El agua había perdido la calma. Se movía en olas continuas. Las ondas avanzaban cada vez más lejos cubriendo las márgenes, golpeando las piedras.

El hombre de barba larga se inclinó hasta que su frente tocó el piso y así permaneció.

– No regresarás. Te necesito aquí –una voz cavernosa retumbó.

Dito asustado miró en todas direcciones pero no se veía a nadie.

– Él tomará tu lugar.

Titubeando Dito preguntó “¿Quién habla?”. La respuesta fue una carcajada.

El hombre barbudo se irguió.

-Debo tomarte –dijo.

El pastor de las ovejas no dudó y corrió tropezando y cayendo entre las piedras pero sin perder la dirección, hacia occidente, hacia el caserío. Su corazón latía con fuerza, sentía arañazos en la piel, le sangraban los pies, la boca seca, la falta de aire.

Huyó a la base del Reinal y agradeció que hubiese podido escapar.

Vicente lo esperaba en el rancho, los perros lo desconocieron y ladraban.

– Soy yo –dijo sin preguntarse por qué aclaraba si ya era día avanzado, el sol se mostraba fuerte y las nubes estaban ausentes.

– Arreglá tus cosas y andate –le dijo Vicente- Me cobré con tus soles lo que perdiste.

– Hice lo imposible.

– Mirá el aspecto que tenés. Andate ya. No quiero verte.

– Tenga piedad señor.

– Se tiene piedad con la buena gente, no con los ladrones de ovejas.

Dito, con la cabeza gacha, se dirigió al galpón de lata.

“El diablo metió la cola. ¡Adiós futuro!”, pensó así y también pensó en los soles perdidos, el casamiento con Diana que nunca se celebraría, los hijos que no tendrían.
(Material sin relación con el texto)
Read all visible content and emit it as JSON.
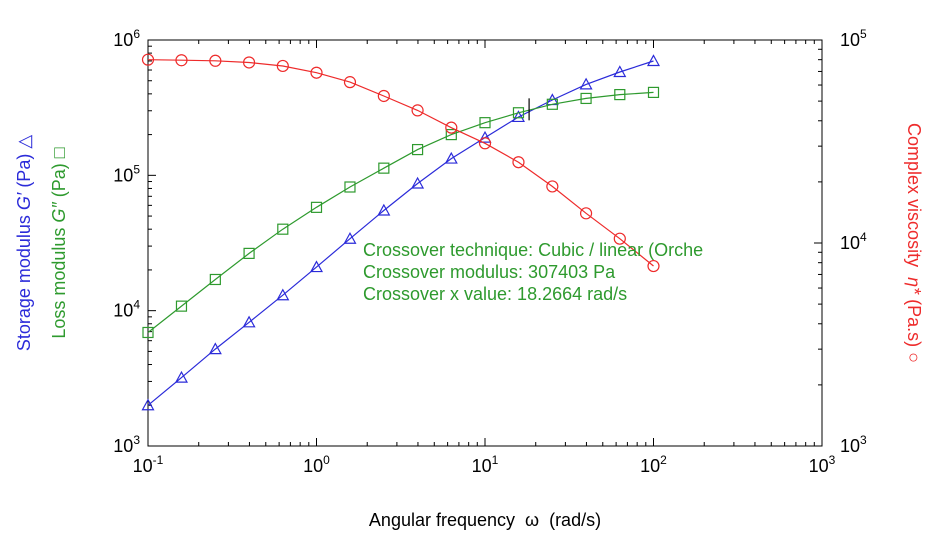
{
  "chart_data": {
    "type": "scatter",
    "xlabel": "Angular frequency  ω  (rad/s)",
    "ylabel_left_storage": {
      "prefix": "Storage modulus ",
      "symbol": "G′",
      "suffix": " (Pa) "
    },
    "ylabel_left_loss": {
      "prefix": "Loss modulus ",
      "symbol": "G″",
      "suffix": " (Pa) "
    },
    "ylabel_right": {
      "prefix": "Complex viscosity  ",
      "symbol": "η*",
      "suffix": " (Pa.s) "
    },
    "x_scale": "log",
    "y_scale_left": "log",
    "y_scale_right": "log",
    "xlim": [
      0.1,
      1000
    ],
    "ylim_left": [
      1000,
      1000000
    ],
    "ylim_right": [
      1000,
      100000
    ],
    "x_ticks": [
      {
        "base": "10",
        "exp": "-1",
        "value": 0.1
      },
      {
        "base": "10",
        "exp": "0",
        "value": 1
      },
      {
        "base": "10",
        "exp": "1",
        "value": 10
      },
      {
        "base": "10",
        "exp": "2",
        "value": 100
      },
      {
        "base": "10",
        "exp": "3",
        "value": 1000
      }
    ],
    "y_ticks_left": [
      {
        "base": "10",
        "exp": "3",
        "value": 1000
      },
      {
        "base": "10",
        "exp": "4",
        "value": 10000
      },
      {
        "base": "10",
        "exp": "5",
        "value": 100000
      },
      {
        "base": "10",
        "exp": "6",
        "value": 1000000
      }
    ],
    "y_ticks_right": [
      {
        "base": "10",
        "exp": "3",
        "value": 1000
      },
      {
        "base": "10",
        "exp": "4",
        "value": 10000
      },
      {
        "base": "10",
        "exp": "5",
        "value": 100000
      }
    ],
    "x": [
      0.1,
      0.158,
      0.251,
      0.398,
      0.631,
      1.0,
      1.58,
      2.51,
      3.98,
      6.31,
      10.0,
      15.8,
      25.1,
      39.8,
      63.1,
      100.0
    ],
    "series": [
      {
        "name": "G′",
        "axis": "left",
        "color": "#2b2bd9",
        "marker": "triangle",
        "values": [
          2000,
          3200,
          5200,
          8200,
          13000,
          21000,
          34000,
          55000,
          87000,
          133000,
          190000,
          270000,
          360000,
          470000,
          580000,
          700000
        ]
      },
      {
        "name": "G″",
        "axis": "left",
        "color": "#2e9a2e",
        "marker": "square",
        "values": [
          6900,
          10800,
          17000,
          26500,
          40000,
          58000,
          82000,
          113000,
          155000,
          200000,
          245000,
          290000,
          335000,
          370000,
          395000,
          410000
        ]
      },
      {
        "name": "η*",
        "axis": "right",
        "color": "#ee2b2b",
        "marker": "circle",
        "values": [
          80000,
          79500,
          79000,
          77500,
          74500,
          69000,
          62000,
          53000,
          45000,
          37000,
          31000,
          25000,
          19000,
          14000,
          10500,
          7700
        ]
      }
    ],
    "crossover": {
      "x": 18.2664,
      "y": 307403
    },
    "annotations": [
      "Crossover technique: Cubic / linear (Orche",
      "Crossover modulus: 307403 Pa",
      "Crossover x value: 18.2664 rad/s"
    ],
    "grid": false,
    "legend": "none"
  }
}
Pero lo sucedido en la noche se imponía a la tristeza y miraba al Reinal, a la cumbre.

En el galpón acomodó sus escasas pertenencias. Mientras lo hacía buscó un espejo de mano. Ahí estaba su rostro, tan parecido a aquel hombre que maniató las ovejas. Barba larga y desprolija, pelo revuelto, casi sin ropas.

Tomó sus cosas y abandonó el lugar. No caminó hacia occidente. Decidido encaró el Reinal. Iba en busca de lo robado, así tuviera que enfrentarse al mismo Gem, al Señor de la Montaña.